Generates a topical taxonomy on the fly from the phrases appearing in result documents, so the system can offer refinement suggestions and group results by sub-topic without a manually-curated category structure.
Patent Overview
- Filed
- 2004-07-26
- Granted
- 2008-09-16
- Application Number
- US 10/900,062
The Challenge
The Challenge
Search results often span multiple sub-topics under one parent topic. Users searching a broad term want to drill down, but the system has no built-in taxonomy that anticipates which sub-topics to offer. Manual taxonomies cannot keep up with the live state of the web.
- Manual Taxonomies Cannot Scale — Hand-curated subject categories cannot cover every topic the web touches, and they cannot stay current as topics emerge and evolve. The system needs a taxonomy that builds itself from the live result set.
- Broad Queries Need Sub-Topic Refinement — A query for 'machine learning' could mean theory, libraries, careers, courses, or news. Users want to refine. Without a taxonomy of refinements, the system can only return a single ranked list and force the user to scan it.
- Result Phrases Encode Latent Structure — The phrases that appear in top results reveal the sub-topics that matter. Clustering those phrases produces a data-driven taxonomy that reflects how content is actually organized.
- Refinement Suggestions Must Be Live — What is trending shifts continuously. A refinement set computed monthly misses emerging sub-topics. The taxonomy must be regenerated on demand against the current result corpus.
- Phrase Clusters Must Be Coherent — Raw phrase frequencies are too noisy. The system must cluster related phrases so each refinement label represents a coherent sub-topic, not an arbitrary collection of n-grams.
Innovation
How The System Works
The patent harvests phrases from the top-ranked result documents for a query, clusters semantically related phrases together, picks a representative label per cluster, and presents the cluster labels as refinement suggestions that drill down into the taxonomy.
- Retrieve Initial Result Set — Run the user's query through the standard ranking pipeline and retrieve the top-K results. These results are the corpus from which the taxonomy will be derived.
- Extract Candidate Phrases — From each result, extract phrases that appear with high relative frequency (terms that are more common in the result set than in the general web corpus). These are the phrases that distinguish this topic from others.
- Cluster Phrases By Co-Occurrence — Phrases that frequently appear together in the same documents are clustered. Each cluster represents a coherent sub-topic. Clustering uses co-occurrence statistics across the result set.
- Pick A Representative Label Per Cluster — For each cluster, the highest-frequency or most-canonical phrase is chosen as the label. The label is what the user sees as a refinement suggestion.
- Score Clusters For Display Priority — Clusters are ranked by relevance, coverage, and diversity.
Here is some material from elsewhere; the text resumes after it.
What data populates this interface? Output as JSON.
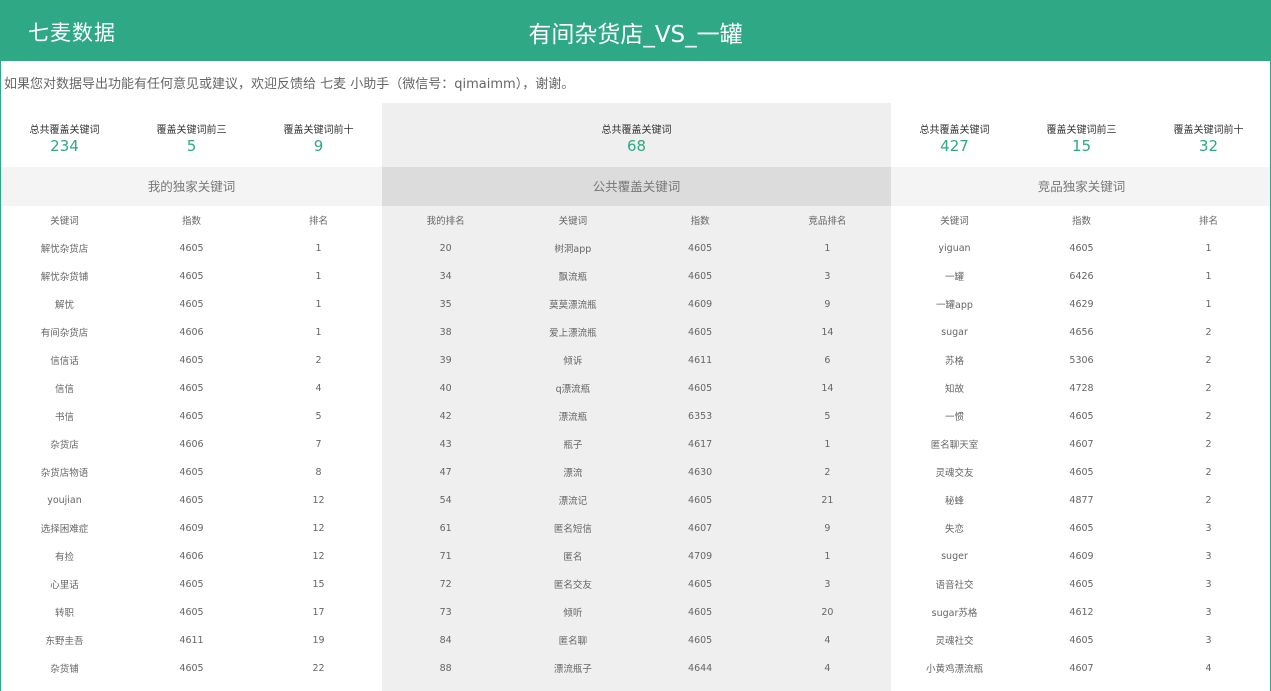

The most-useful refinements are surfaced first; weak or redundant clusters are hidden.
- Surface Refinements In The SERP — Selected cluster labels appear as refinement suggestions alongside the result list. The user can click a refinement to drill into that sub-topic.
- Re-Run On Refinement — When the user clicks a refinement, the system re-runs the query with the refinement appended, harvests new phrases, and generates a new taxonomy. The drill-down repeats at each level.
Taxonomy Emerges From Results
The patent's load-bearing idea is to derive the taxonomy from the result set itself rather than imposing one from above. The taxonomy follows the live data wherever it goes, capturing emerging sub-topics that no manual classification would have anticipated.
Data-Driven Categories
Manual taxonomies impose a fixed structure on a fluid web. Phrase-derived taxonomies discover the structure latent in the current results. The shift from imposed to discovered structure is the patent's key move.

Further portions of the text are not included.